The director of the New Jersey Jewish Film Festival (NJJFF) said enthusiasm and ticket sales were high when the pandemic forced the cancellation of the 20th annual event, which was to have taken place March 19-29 at JCC MetroWest in West Orange.
Now, Sarah Diamond said, there is renewed excitement as the landmark festival, sponsored by JCC MetroWest, goes virtual. Throughout the summer, through Aug. 9, 17 festival movies — many award-winning — will be available for home viewing.
Each film will have a time-limited (two-three days) link, and several filmmakers and experts will lead scheduled discussions live on Zoom (most will be recorded for later viewing).
The works include features and documentaries, dramas and comedies, from Israel, America, France, Hungary, and other countries. The Centerpiece Film is “The Spy Behind Home Plate” (July 10-12), a documentary on Morris “Moe” Berg, who started out in Newark, played in the Major Leagues, and led a secret life as a spy during World War II. Award-winning director Aviva Kempner will take part in a discussion.
Other films will open a lens on: “Fiddler on the Roof” and its universal appeal, an Arab couple in Jaffa who shield three orphans from the West Bank, the unlikely friendship between a struggling young comedian and an eccentric alcoholic (played by Billy Crystal), and a fact-based feature on a Latvian worker who rescued Jews during the Holocaust.
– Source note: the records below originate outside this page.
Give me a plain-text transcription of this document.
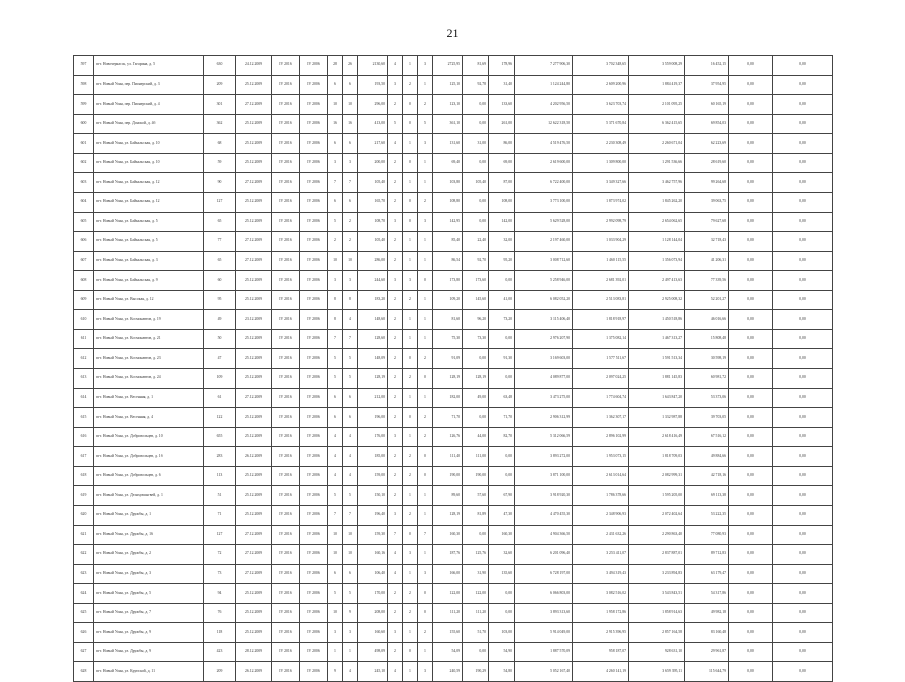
21
597	пгт. Новочеркасск, ул. Гагарина, д. 5	630	24.12.2009	IV 2016	IV 2006	28	26	2130,60	4	1	3	2725,95	81,69	178,96	7 277 906,30	3 702 348,65	3 559 008,29	16 452,15	0,00	0,00
598	пгт. Новый Уоян, пер. Пионерский, д. 3	209	25.12.2009	IV 2016	IV 2006	6	6	193,50	3	2	1	125,10	92,78	31,40	1 124 244,80	2 609 200,96	1 884 419,37	37 954,95	0,00	0,00
599	пгт. Новый Уоян, пер. Пионерский, д. 4	301	27.12.2009	IV 2016	IV 2006	10	10	296,00	2	0	2	123,10	0,00	133,60	4 202 956,50	3 623 703,74	2 101 095,25	60 165,19	0,00	0,00
600	пгт. Новый Уоян, пер. Донской, д. 4б	362	25.12.2009	IV 2016	IV 2006	16	16	413,00	5	0	5	361,10	0,00	261,00	12 622 318,50	5 371 670,84	6 362 415,65	69 854,03	0,00	0,00
601	пгт. Новый Уоян, ул. Байкальская, д. 10	68	25.12.2009	IV 2016	IV 2006	6	6	217,60	4	1	3	131,60	31,00	86,00	4 519 476,50	2 230 308,49	2 260 671,04	62 223,69	0,00	0,00
602	пгт. Новый Уоян, ул. Байкальская, д. 10	59	25.12.2009	IV 2016	IV 2006	3	3	200,00	2	0	1	69,40	0,00	69,00	2 619 600,00	1 309 800,00	1 291 536,66	28 619,60	0,00	0,00
603	пгт. Новый Уоян, ул. Байкальская, д. 12	90	27.12.2009	IV 2016	IV 2006	7	7	105,40	2	1	1	103,80	105,40	87,00	6 722 400,00	3 349 327,66	3 462 757,96	99 264,68	0,00	0,00
604	пгт. Новый Уоян, ул. Байкальская, д. 12	127	25.12.2009	IV 2016	IV 2006	6	6	165,70	2	0	2	108,80	0,00	108,00	3 773 100,00	1 873 974,02	1 845 262,20	39 063,75	0,00	0,00
605	пгт. Новый Уоян, ул. Байкальская, д. 5	65	25.12.2009	IV 2016	IV 2006	5	2	108,70	3	0	3	142,95	0,00	142,00	5 629 528,00	2 992 098,79	2 654 062,65	79 627,68	0,00	0,00
606	пгт. Новый Уоян, ул. Байкальская, д. 5	77	27.12.2009	IV 2016	IV 2006	2	2	105,40	2	1	1	85,40	22,40	32,00	2 197 460,00	1 033 904,29	1 128 144,04	32 718,43	0,00	0,00
607	пгт. Новый Уоян, ул. Байкальская, д. 3	65	27.12.2009	IV 2016	IV 2006	10	10	286,00	2	1	1	86,54	92,70	95,20	3 008 712,60	1 460 115,55	1 356 073,94	41 206,31	0,00	0,00
608	пгт. Новый Уоян, ул. Байкальская, д. 9	60	25.12.2009	IV 2016	IV 2006	3	3	244,60	3	3	0	173,80	173,60	0,00	5 258 946,00	2 681 392,01	2 497 413,63	77 339,56	0,00	0,00
609	пгт. Новый Уоян, ул. Высокая, д. 12	95	25.12.2009	IV 2016	IV 2006	8	8	183,20	2	2	1	109,20	145,60	41,00	6 082 052,20	2 513 083,81	2 925 008,32	52 201,27	0,00	0,00
610	пгт. Новый Уоян, ул. Космонавтов, д. 19	49	23.12.2009	IV 2016	IV 2006	8	4	148,60	2	1	1	81,60	96,20	73,20	3 115 406,40	1 818 918,97	1 450 518,86	46 016,66	0,00	0,00
611	пгт. Новый Уоян, ул. Космонавтов, д. 21	50	25.12.2009	IV 2016	IV 2006	7	7	128,60	2	1	1	75,30	73,30	0,00	2 976 207,90	1 375 082,14	1 467 313,27	15 808,48	0,00	0,00
612	пгт. Новый Уоян, ул. Космонавтов, д. 23	47	25.12.2009	IV 2016	IV 2006	5	5	148,09	2	0	2	91,09	0,00	91,30	3 169 603,00	1 577 511,67	1 591 513,34	30 598,19	0,00	0,00
613	пгт. Новый Уоян, ул. Космонавтов, д. 24	109	25.12.2009	IV 2016	IV 2006	5	5	128,19	2	2	0	128,19	128,19	0,00	4 089 877,00	2 097 024,25	1 881 145,83	60 981,72	0,00	0,00
614	пгт. Новый Уоян, ул. Весенняя, д. 1	61	27.12.2009	IV 2016	IV 2006	6	6	212,00	2	1	1	182,00	49,00	63,48	3 473 275,00	1 774 604,74	1 643 847,20	53 373,06	0,00	0,00
615	пгт. Новый Уоян, ул. Весенняя, д. 4	122	25.12.2009	IV 2016	IV 2006	6	6	196,00	2	0	2	71,70	0,00	71,70	2 906 312,99	1 362 307,17	1 332 987,88	39 703,05	0,00	0,00
616	пгт. Новый Уоян, ул. Добровольцев, д. 10	655	25.12.2009	IV 2016	IV 2006	4	4	176,00	3	1	2	126,76	44,00	82,70	5 312 066,59	2 896 102,99	2 618 416,49	67 516,12	0,00	0,00
617	пгт. Новый Уоян, ул. Добровольцев, д. 1б	283	26.12.2009	IV 2016	IV 2006	4	4	185,00	2	2	0	111,40	111,00	0,00	3 893 272,00	1 953 073,15	1 818 709,03	49 884,66	0,00	0,00
618	пгт. Новый Уоян, ул. Добровольцев, д. 6	113	25.12.2009	IV 2016	IV 2006	4	4	159,00	2	2	0	190,00	190,00	0,00	3 871 100,00	2 613 014,64	2 082 999,31	42 718,16	0,00	0,00
619	пгт. Новый Уоян, ул. Дзэнхуашнгвей, д. 1	51	25.12.2009	IV 2016	IV 2006	5	5	150,10	2	1	1	89,60	57,60	67,90	3 918 920,30	1 786 378,66	1 595 205,00	69 113,38	0,00	0,00
620	пгт. Новый Уоян, ул. Дружбы, д. 1	71	25.12.2009	IV 2016	IV 2006	7	7	196,40	3	2	1	128,19	81,89	47,30	4 470 455,30	2 348 906,93	2 072 402,64	53 222,35	0,00	0,00
621	пгт. Новый Уоян, ул. Дружбы, д. 16	127	27.12.2009	IV 2016	IV 2006	10	10	159,30	7	0	7	160,30	0,00	160,30	4 904 366,50	2 431 632,26	2 290 863,40	77 080,93	0,00	0,00
622	пгт. Новый Уоян, ул. Дружбы, д. 2	72	27.12.2009	IV 2016	IV 2006	10	10	160,16	4	3	1	187,76	125,76	32,60	6 201 096,40	3 253 411,07	2 837 887,01	89 712,83	0,00	0,00
623	пгт. Новый Уоян, ул. Дружбы, д. 3	73	27.12.2009	IV 2016	IV 2006	6	6	106,40	4	1	3	166,00	31,90	135,60	6 728 197,00	3 494 319,43	3 233 894,83	63 179,47	0,00	0,00
624	пгт. Новый Уоян, ул. Дружбы, д. 5	94	25.12.2009	IV 2016	IV 2006	5	5	170,00	2	2	0	122,00	122,00	0,00	6 066 803,00	3 082 516,02	3 543 843,51	54 317,86	0,00	0,00
625	пгт. Новый Уоян, ул. Дружбы, д. 7	76	25.12.2009	IV 2016	IV 2006	10	9	208,00	2	2	0	111,20	111,20	0,00	3 893 313,60	1 958 172,86	1 858 914,63	49 982,18	0,00	0,00
626	пгт. Новый Уоян, ул. Дружбы, д. 9	118	25.12.2009	IV 2016	IV 2006	3	3	160,60	3	1	2	155,60	51,70	103,00	5 914 049,00	2 915 396,95	2 857 164,58	83 160,48	0,00	0,00
627	пгт. Новый Уоян, ул. Дружбы, д. 9	423	28.12.2009	IV 2016	IV 2006	1	1	498,09	2	0	1	54,09	0,00	54,90	1 887 570,09	958 187,07	928 631,10	29 961,87	0,00	0,00
628	пгт. Новый Уоян, ул. Крупской, д. 11	209	26.12.2009	IV 2016	IV 2006	9	4	245,10	4	1	3	240,59	190,29	54,80	5 052 167,40	4 260 141,19	3 659 395,11	115 644,79	0,00	0,00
In the final film, “Crescendo” (Aug. 7-9), a renowned conductor strives to bring harmony to the discordant members of the Israeli-Palestinian youth orchestra he is forming.
Among the speakers will be Pulitzer Prize-winning reporter Michael Rothfeld, coauthor of “The Fixers,” and Andrew Silow-Carroll, editor in chief of The New York Jewish Week.
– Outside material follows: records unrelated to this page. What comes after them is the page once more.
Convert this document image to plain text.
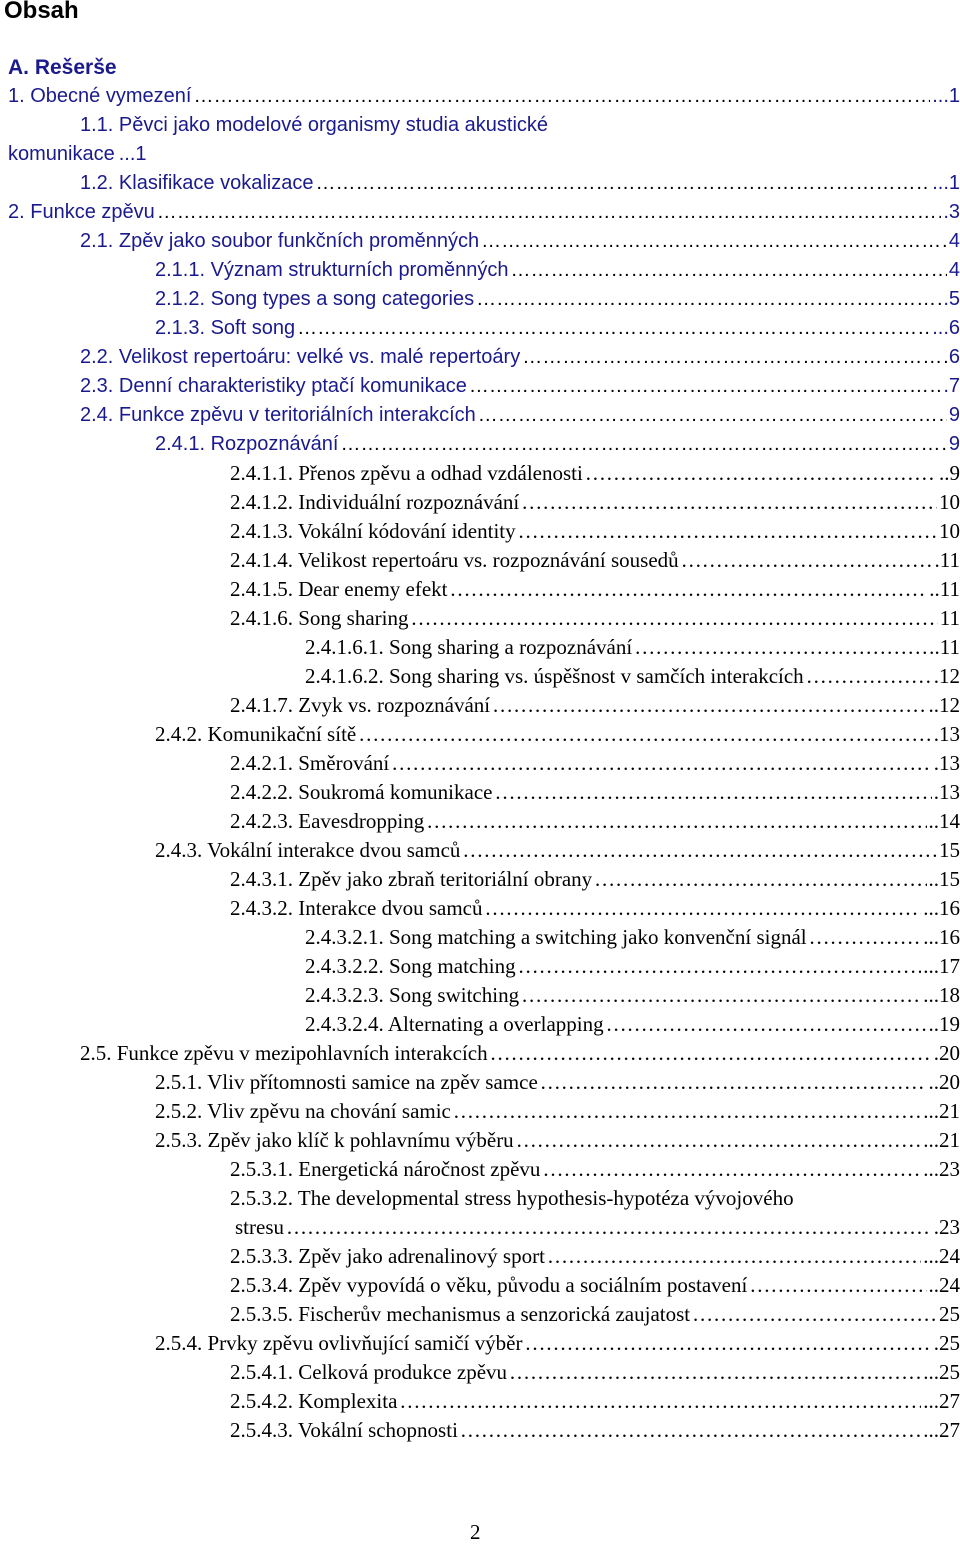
Obsah
A. Rešerše
1. Obecné vymezení ………………………………………………………………………………………………………………………………………………………………………………………………………………	...1
1.1. Pěvci jako modelové organismy studia akustické
komunikace ...1
1.2. Klasifikace vokalizace ………………………………………………………………………………………………………………………………………………………………………………………………………………	...1
2. Funkce zpěvu ………………………………………………………………………………………………………………………………………………………………………………………………………………	.3
2.1. Zpěv jako soubor funkčních proměnných ………………………………………………………………………………………………………………………………………………………………………………………………………………	4
2.1.1. Význam strukturních proměnných ………………………………………………………………………………………………………………………………………………………………………………………………………………	4
2.1.2. Song types a song categories ………………………………………………………………………………………………………………………………………………………………………………………………………………	.5
2.1.3. Soft song ………………………………………………………………………………………………………………………………………………………………………………………………………………	...6
2.2. Velikost repertoáru: velké vs. malé repertoáry ………………………………………………………………………………………………………………………………………………………………………………………………………………	6
2.3. Denní charakteristiky ptačí komunikace ………………………………………………………………………………………………………………………………………………………………………………………………………………	.7
2.4. Funkce zpěvu v teritoriálních interakcích ………………………………………………………………………………………………………………………………………………………………………………………………………………	9
2.4.1. Rozpoznávání ………………………………………………………………………………………………………………………………………………………………………………………………………………	9
2.4.1.1. Přenos zpěvu a odhad vzdálenosti ………………………………………………………………………………………………………………………………………………………………………………………………………………	..9
2.4.1.2. Individuální rozpoznávání ………………………………………………………………………………………………………………………………………………………………………………………………………………	10
2.4.1.3. Vokální kódování identity ………………………………………………………………………………………………………………………………………………………………………………………………………………	10
2.4.1.4. Velikost repertoáru vs. rozpoznávání sousedů ………………………………………………………………………………………………………………………………………………………………………………………………………………	.11
2.4.1.5. Dear enemy efekt ………………………………………………………………………………………………………………………………………………………………………………………………………………	..11
2.4.1.6. Song sharing ………………………………………………………………………………………………………………………………………………………………………………………………………………	11
2.4.1.6.1. Song sharing a rozpoznávání ………………………………………………………………………………………………………………………………………………………………………………………………………………	.11
2.4.1.6.2. Song sharing vs. úspěšnost v samčích interakcích ………………………………………………………………………………………………………………………………………………………………………………………………………………	.12
2.4.1.7. Zvyk vs. rozpoznávání ………………………………………………………………………………………………………………………………………………………………………………………………………………	..12
2.4.2. Komunikační sítě ………………………………………………………………………………………………………………………………………………………………………………………………………………	.13
2.4.2.1. Směrování ………………………………………………………………………………………………………………………………………………………………………………………………………………	.13
2.4.2.2. Soukromá komunikace ………………………………………………………………………………………………………………………………………………………………………………………………………………	.13
2.4.2.3. Eavesdropping ………………………………………………………………………………………………………………………………………………………………………………………………………………	..14
2.4.3. Vokální interakce dvou samců ………………………………………………………………………………………………………………………………………………………………………………………………………………	15
2.4.3.1. Zpěv jako zbraň teritoriální obrany ………………………………………………………………………………………………………………………………………………………………………………………………………………	..15
2.4.3.2. Interakce dvou samců ………………………………………………………………………………………………………………………………………………………………………………………………………………	...16
2.4.3.2.1. Song matching a switching jako konvenční signál ………………………………………………………………………………………………………………………………………………………………………………………………………………	...16
2.4.3.2.2. Song matching ………………………………………………………………………………………………………………………………………………………………………………………………………………	...17
2.4.3.2.3. Song switching ………………………………………………………………………………………………………………………………………………………………………………………………………………	...18
2.4.3.2.4. Alternating a overlapping ………………………………………………………………………………………………………………………………………………………………………………………………………………	..19
2.5. Funkce zpěvu v mezipohlavních interakcích ………………………………………………………………………………………………………………………………………………………………………………………………………………	.20
2.5.1. Vliv přítomnosti samice na zpěv samce ………………………………………………………………………………………………………………………………………………………………………………………………………………	..20
2.5.2. Vliv zpěvu na chování samic ………………………………………………………………………………………………………………………………………………………………………………………………………………	...21
2.5.3. Zpěv jako klíč k pohlavnímu výběru ………………………………………………………………………………………………………………………………………………………………………………………………………………	...21
2.5.3.1. Energetická náročnost zpěvu ………………………………………………………………………………………………………………………………………………………………………………………………………………	...23
2.5.3.2. The developmental stress hypothesis-hypotéza vývojového
stresu ………………………………………………………………………………………………………………………………………………………………………………………………………………	.23
2.5.3.3. Zpěv jako adrenalinový sport ………………………………………………………………………………………………………………………………………………………………………………………………………………	...24
2.5.3.4. Zpěv vypovídá o věku, původu a sociálním postavení ………………………………………………………………………………………………………………………………………………………………………………………………………………	..24
2.5.3.5. Fischerův mechanismus a senzorická zaujatost ………………………………………………………………………………………………………………………………………………………………………………………………………………	25
2.5.4. Prvky zpěvu ovlivňující samičí výběr ………………………………………………………………………………………………………………………………………………………………………………………………………………	.25
2.5.4.1. Celková produkce zpěvu ………………………………………………………………………………………………………………………………………………………………………………………………………………	...25
2.5.4.2. Komplexita ………………………………………………………………………………………………………………………………………………………………………………………………………………	...27
2.5.4.3. Vokální schopnosti ………………………………………………………………………………………………………………………………………………………………………………………………………………	...27
2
Diamond said she and the festival committee “are gratified that technology has allowed us to ‘save’ the 20th annual festival. We are already looking forward to embarking on the third decade of this outstanding community cultural touchstone.”
Instructions for viewing each film will be sent to sponsors and ticket holders. Those holding tickets to the few films that could not be converted to an on-line version may choose to see other films. Community members may still become sponsors, and a limited number of individual tickets are available.